Photo Science purchased three Optech Gemini lidar sensors in November 2009, then purchased HJW GeoSpatial in July of 2010, giving them their first west coast office and increasing capacity to 10 aircraft at the time. They report having gathered more than 400,000 square miles of lidar in the last five years. In May of this year Photo Science announced an agreement with RapidEye, giving them the ability to resell satellite imagery.

What’s driving the increased demand for lidar, specifically?
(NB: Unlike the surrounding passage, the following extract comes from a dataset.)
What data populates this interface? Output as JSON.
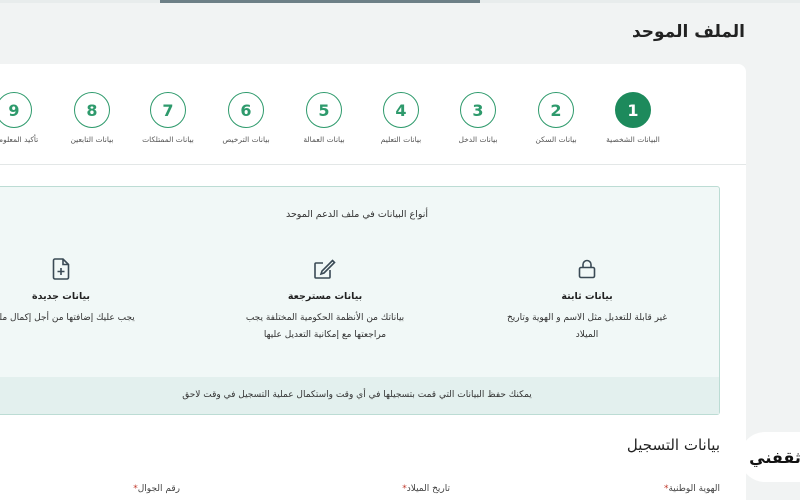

First there is just the maturation of the technology and market, Hickey said. “As a technology, it’s more generally accepted now as a methodology for getting very accurate topography,” he said, “but, beyond that, going back six or seven years, the technology was really just used for digital elevation models, and I don’t think the end users really appreciated some of the other data sets that can be derived from it – like vegetation analysis, just to name one … It’s now going beyond what people were traditionally using the data set for.”

That education of the marketplace and maturation of the technology comes with an increased performance demand, too, though, he said.

Once end users know what’s possible, they want it all. “We’re seeing point-spacing requirements that really exceed what’s necessary,” he said. “They’re going from 1.5 points per square meter to eight points per square meter,” and that means larger datasets that are more difficult to process, store, and move around. “We’re always learning new tricks,” Hickey chuckled.

Moving forward, Photo Science is starting to look at integration of data from its terrestrial mobile scanning vehicle – an Optech Lynx system – and the aerial lidar data. DoTs, for example, are starting to request very accurate roadway data and then are interested in how that integrates with airborne data that might have been collected at the county or state level as they move into general planning mode. “We’re definitely seeing that happening and we see that as growth potential for us,” Hickey said.